Zdaje się, iż Nintendo Switch 2 zostało dość ciepło przyjęte przez graczy i recenzentów, a to oznacza, iż nowa konsola stanowi raczej krok w dobrą stronę. To powiedziawszy, nie obyło się w jej przypadku bez pewnych wad i ograniczeń. Teraz okazało się, iż ma ona pewien ukryty limit, który dotyka posiadaczy pokaźnych kolekcji gier.
Chcesz zrobić na Nintendo Switch 2 porządek? Lepiej nie przesadzaj
Wszystko zaczęło się od wpisu na Reddicie – wpisu opublikowanego przez użytkownika TheVelcroStrap, który postanowił uporządkować swoją rozrastającą się kolekcję gier. Zaczął więc chować z widoku niepotrzebne dema, dodatki czy gry indie – do momentu, w którym konsola powiedziała „dość”. Po ukryciu dokładnie 300 pozycji funkcja „Ukryj” po prostu przestała być dostępna.

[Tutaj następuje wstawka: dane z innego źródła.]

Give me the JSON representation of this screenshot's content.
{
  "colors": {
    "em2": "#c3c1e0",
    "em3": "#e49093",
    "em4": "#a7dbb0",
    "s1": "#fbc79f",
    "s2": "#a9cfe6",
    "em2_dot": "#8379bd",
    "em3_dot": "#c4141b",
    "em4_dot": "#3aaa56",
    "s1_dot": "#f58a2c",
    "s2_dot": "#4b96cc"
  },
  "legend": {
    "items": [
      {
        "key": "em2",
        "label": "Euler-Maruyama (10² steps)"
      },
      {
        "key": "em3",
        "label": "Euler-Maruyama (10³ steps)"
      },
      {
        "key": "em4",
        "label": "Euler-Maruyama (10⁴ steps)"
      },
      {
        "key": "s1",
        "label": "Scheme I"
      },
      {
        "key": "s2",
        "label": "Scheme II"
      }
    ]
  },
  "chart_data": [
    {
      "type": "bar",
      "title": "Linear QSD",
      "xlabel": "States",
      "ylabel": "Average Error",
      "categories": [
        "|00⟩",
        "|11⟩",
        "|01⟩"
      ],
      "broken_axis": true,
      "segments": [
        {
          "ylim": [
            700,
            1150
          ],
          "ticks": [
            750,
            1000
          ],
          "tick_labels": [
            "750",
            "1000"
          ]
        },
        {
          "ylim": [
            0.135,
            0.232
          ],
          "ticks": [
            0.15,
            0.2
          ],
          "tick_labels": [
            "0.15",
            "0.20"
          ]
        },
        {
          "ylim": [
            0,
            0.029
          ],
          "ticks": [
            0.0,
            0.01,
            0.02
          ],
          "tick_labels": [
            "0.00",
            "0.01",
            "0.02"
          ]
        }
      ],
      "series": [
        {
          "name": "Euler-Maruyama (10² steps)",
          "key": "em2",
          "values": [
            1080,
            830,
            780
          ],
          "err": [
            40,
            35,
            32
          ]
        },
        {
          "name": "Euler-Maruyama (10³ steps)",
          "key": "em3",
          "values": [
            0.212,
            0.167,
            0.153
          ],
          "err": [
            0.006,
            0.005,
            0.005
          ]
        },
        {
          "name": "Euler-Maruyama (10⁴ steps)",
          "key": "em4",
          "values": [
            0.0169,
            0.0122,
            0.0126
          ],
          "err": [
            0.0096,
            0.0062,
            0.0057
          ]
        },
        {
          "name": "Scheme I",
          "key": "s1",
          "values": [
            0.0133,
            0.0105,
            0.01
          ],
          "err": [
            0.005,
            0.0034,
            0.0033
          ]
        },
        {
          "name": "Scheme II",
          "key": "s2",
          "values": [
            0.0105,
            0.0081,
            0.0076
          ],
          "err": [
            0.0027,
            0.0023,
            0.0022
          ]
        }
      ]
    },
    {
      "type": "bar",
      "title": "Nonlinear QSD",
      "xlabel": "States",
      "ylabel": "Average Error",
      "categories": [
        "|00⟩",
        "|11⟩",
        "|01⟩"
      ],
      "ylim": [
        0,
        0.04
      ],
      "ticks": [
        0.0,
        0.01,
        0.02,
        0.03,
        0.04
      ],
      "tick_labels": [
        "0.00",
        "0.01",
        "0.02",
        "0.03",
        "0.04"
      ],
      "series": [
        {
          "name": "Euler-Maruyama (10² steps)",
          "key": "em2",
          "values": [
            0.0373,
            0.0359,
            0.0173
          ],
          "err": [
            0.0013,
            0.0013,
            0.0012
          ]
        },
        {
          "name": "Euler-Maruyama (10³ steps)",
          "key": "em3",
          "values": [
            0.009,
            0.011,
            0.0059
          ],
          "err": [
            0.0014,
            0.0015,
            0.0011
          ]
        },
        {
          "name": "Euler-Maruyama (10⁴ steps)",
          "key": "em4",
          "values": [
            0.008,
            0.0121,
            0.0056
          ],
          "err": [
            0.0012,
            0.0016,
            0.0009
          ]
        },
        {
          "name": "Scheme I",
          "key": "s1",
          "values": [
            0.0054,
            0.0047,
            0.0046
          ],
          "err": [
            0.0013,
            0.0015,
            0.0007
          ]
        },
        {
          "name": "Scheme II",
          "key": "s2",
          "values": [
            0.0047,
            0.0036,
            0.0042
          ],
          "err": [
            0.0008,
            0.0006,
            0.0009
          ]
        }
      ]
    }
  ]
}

Omawiana sytuacja zaskoczyła wielu graczy – zwłaszcza tych, którzy też mają bibliotekę pełną niezależnych gierek, wersji beta i archiwalnych wersji demo. Wielu z nich zaczęło narzekać, iż zbyt wiele „śmieciowych” pozycji psuje przejrzystość menu – szkoda więc, iż na Nintendo Switch 2 nie daje możliwości ukrycia nieograniczonej liczby takich pozycji.
Sprawdź też: Xbox ogłasza rewolucję. Kolejna konsola uruchomi Steama?
Oczywiście, o ile nie zgromadziłeś jeszcze pokaźnej kolekcji gier, ten problem Cię nie dotknie, ale każdy kolekcjoner oraz gracz, który chętnie dodaje do biblioteki nowe tytuły, prędzej czy później go doświadczy – a przynajmniej jeżeli zdecyduje się uporządkować bibliotekę i ukryć część jej zawartości. Pytanie brzmi więc, czy Nintendo coś z omawianym limitem zrobi, czy „300” pozostanie magiczną liczbą na zawsze.
Limit jak na dawnej konsoli
Co ciekawe, Nintendo Switch 2 nie jest pierwszą konsolą Nintendo z takim ograniczeniem. Niektórzy gracze przypomnieli, iż podobny limit 300 ikon obowiązywał swego czasu w Nintendo 3DS. Tam jednak po jego przekroczeniu niektóre starsze gry „znikały” z ekranu głównego, choć wciąż były zainstalowane w pamięci.
Nintendo na razie nie skomentowało sprawy, ale odkrycie wzbudziło dyskusję na temat sensowności takich limitów w dobie cyfrowych bibliotek. W końcu, naprawdę wielu graczy kupuje gry w eShopie, więc trudno zrozumieć, dlaczego konsola ogranicza zarządzanie własną kolekcją.